The DA is hardly a more palatable choice, either. Outside the Champagne Castle Hotel, tied with bloudraad to a tree, a DA poster hung untouched since the 1999 general election. It recently fell off, a victim of the elements, tired of proclaiming that ‘the DA delivers’ under a picture of a smiling Tony Leon. We all know the truth: the DA is adept only at making enough of a nuisance of itself until its leaders get cushy jobs in far-flung paradises.

We shall have more of the same in next year’s municipal elections: more hollow promises, more T-shirts, and more greasy food.

Enough is enough, I say. In true Obama-esque lingo, let me say, ‘It’s time for change!’ Those of you looking for something completely different, for free braaivleis on Heritage Day, and for a mayor who rides in a bakkie (bodyguards on the back), you would look far and wide to find a better candidate than me.

My new offering, the Counter-Revolutionary Action Party, will soon be knocking on your door, canvassing your vote, and making wild pledges that will make you drool in anticipation.

When you see my posters, remember all I’ve said. Forget the ANC (African Naked Corruption), the IFP (In For Profit), and the DA (Dull Annoyance), and vote CRAP!

Friday, 01 January 2010

Of Leopards and Men


After seven years as the officer in charge of Monk’s Cowl, the valley gave Alan Howell a farewell that he would not easily forget.

It was the evening of 14 March. Paul and Sue Ross arrived for supper at the gate, which was locked, so Alan decided to walk from his house, down the unlit road, to open up for them. It was a cool evening. Gentle rain had fallen that afternoon and the moon was shrouded in cloud, but there was enough dim light to find his way. He had walked this road a thousand times.
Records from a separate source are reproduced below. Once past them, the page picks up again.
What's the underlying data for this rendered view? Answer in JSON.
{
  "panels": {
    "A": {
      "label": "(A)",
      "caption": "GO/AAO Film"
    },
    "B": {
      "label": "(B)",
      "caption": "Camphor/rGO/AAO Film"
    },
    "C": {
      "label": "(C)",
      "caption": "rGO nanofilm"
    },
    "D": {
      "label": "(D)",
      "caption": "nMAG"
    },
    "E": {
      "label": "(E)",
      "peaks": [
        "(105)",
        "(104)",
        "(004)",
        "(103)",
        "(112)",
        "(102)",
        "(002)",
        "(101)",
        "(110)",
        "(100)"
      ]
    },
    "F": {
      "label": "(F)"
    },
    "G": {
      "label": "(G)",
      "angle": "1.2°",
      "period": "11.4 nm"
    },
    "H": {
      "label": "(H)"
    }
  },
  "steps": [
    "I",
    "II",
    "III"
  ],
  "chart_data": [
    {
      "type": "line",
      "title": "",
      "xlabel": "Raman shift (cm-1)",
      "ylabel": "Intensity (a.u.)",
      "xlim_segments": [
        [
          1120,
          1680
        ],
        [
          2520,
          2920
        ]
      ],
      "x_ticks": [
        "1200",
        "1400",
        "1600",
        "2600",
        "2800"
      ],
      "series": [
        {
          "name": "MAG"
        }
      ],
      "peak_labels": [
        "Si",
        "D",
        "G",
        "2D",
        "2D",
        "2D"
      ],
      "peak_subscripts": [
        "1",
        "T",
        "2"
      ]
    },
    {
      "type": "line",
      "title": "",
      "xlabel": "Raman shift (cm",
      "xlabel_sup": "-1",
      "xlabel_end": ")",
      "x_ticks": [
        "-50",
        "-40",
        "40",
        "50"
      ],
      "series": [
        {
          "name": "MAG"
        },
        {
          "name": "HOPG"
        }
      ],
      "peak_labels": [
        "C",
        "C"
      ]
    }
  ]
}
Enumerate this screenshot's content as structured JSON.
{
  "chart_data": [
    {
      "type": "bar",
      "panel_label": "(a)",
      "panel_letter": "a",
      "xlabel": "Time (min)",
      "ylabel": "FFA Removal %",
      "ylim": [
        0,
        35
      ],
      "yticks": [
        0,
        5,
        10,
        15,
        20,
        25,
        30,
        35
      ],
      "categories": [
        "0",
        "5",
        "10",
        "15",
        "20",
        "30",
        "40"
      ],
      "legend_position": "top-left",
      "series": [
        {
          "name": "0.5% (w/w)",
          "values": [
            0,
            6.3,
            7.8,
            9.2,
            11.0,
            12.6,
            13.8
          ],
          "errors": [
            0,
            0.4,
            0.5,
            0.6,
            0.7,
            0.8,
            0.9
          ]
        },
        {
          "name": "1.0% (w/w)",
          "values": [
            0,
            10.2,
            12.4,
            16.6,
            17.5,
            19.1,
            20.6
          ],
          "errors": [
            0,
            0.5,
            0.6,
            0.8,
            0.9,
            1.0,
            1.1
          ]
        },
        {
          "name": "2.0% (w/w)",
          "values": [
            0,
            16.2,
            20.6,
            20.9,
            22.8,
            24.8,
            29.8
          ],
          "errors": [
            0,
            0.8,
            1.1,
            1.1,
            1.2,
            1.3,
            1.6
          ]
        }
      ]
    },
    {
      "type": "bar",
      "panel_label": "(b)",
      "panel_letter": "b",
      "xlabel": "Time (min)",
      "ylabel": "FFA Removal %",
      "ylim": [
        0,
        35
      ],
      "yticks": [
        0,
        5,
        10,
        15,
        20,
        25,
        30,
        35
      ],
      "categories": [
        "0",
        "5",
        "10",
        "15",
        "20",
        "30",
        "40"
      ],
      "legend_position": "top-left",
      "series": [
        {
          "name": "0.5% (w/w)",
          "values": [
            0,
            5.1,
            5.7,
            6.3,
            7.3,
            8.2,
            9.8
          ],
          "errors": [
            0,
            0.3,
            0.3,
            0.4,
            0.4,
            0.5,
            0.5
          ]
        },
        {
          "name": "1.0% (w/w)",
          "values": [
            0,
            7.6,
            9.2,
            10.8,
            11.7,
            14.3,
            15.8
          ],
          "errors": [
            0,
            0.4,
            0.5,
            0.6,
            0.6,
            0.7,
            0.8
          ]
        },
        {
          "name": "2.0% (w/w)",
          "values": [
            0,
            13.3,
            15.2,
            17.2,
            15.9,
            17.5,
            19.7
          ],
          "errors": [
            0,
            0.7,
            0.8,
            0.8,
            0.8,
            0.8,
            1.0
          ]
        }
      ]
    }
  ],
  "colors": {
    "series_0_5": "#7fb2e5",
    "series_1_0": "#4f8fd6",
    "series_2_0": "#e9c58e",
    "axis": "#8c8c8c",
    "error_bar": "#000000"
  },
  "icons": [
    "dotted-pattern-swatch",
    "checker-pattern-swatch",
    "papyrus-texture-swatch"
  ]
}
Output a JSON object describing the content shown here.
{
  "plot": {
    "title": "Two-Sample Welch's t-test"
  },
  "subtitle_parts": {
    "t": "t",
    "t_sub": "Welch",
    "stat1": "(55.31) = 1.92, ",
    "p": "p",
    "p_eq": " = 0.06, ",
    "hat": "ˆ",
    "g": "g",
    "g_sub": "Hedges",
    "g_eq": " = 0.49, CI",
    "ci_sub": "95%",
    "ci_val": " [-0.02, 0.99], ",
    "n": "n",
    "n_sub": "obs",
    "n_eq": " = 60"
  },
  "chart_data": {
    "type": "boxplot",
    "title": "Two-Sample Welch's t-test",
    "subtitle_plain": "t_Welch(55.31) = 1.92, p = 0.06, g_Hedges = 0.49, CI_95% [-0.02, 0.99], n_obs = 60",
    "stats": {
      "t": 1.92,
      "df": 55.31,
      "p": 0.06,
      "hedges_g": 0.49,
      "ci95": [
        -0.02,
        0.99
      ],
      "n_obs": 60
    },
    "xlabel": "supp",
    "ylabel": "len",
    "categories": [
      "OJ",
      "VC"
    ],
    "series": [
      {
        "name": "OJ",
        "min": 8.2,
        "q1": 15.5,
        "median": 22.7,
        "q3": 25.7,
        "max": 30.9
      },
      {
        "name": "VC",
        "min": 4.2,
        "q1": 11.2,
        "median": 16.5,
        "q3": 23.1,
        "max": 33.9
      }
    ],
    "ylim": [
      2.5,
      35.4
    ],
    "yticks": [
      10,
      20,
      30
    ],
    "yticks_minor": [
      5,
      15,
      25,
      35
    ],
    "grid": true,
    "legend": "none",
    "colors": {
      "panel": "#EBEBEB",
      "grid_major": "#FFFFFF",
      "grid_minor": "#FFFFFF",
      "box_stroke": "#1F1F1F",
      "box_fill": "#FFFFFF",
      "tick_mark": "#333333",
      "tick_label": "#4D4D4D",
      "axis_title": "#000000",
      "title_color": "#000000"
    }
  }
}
As he approached the boom, he froze: not fifteen metres ahead, silhouetted against the spreading beam of the security light, was the shape of a very large cat. It, too, stopped, and the two were locked, eyeball to eyeball, for a couple of heartbeats that passed in super-slow motion.

Thump.

Alan’s brain processed information at a rate that would have made IBM’s eyes water. ‘Okay,’ he thought, ‘it can’t be a serval: too big, the ears aren’t pointed, and the tail’s too long. Crikey, it’s a leopard!’

Thump.

The leopard, meanwhile, was doing its own calculations. ‘Apple sauce,’ it thought.

As if in response, Alan’s next reflex was defence. He reached to his belt: just his penknife. In an instant, he was transported back six thousand years, clad in animal skins, alone, and thoroughly exposed. He looked around for a rock.

Thump.

The leopard, meanwhile, calling on inherited memories of its own, recognized the movement of Alan’s hand. ‘Sorry, but some other time, human,’ it thought, and took off at pace up the hill, and into the dark.

Thump… thump… thumpthumpthumpthumpthump…

Adrenalin pumping and not daring to look behind him, Alan ran to the gate. After opening, Paul said, ‘Geez, you look psyched up; I’ll race you back to the house.’ ‘No ways, Bru,’ said Alan. ‘Let me in, right now!’

It’s a great story – Alan will tell it to his grandchildren as they sit around the fire on cold Canadian evenings, reminiscing about his halcyon days in Africa – but it’s not new. The funniest Bushman painting is in a cave near Didima Gorge. It shows a Bushman running, stick-legs in typical sprinting pose, closely pursued by the gaping jaws of an enormous leopard. I came across it once with Graham Barry, who commented in his dry way, ‘this wasn’t a self-portrait.’

We’d known for a while that a leopard was around, but the gratitude Alan feels at having met it will be mixed with thankfulness that, unlike many ancient Bushmen before us, he lived to tell the tale.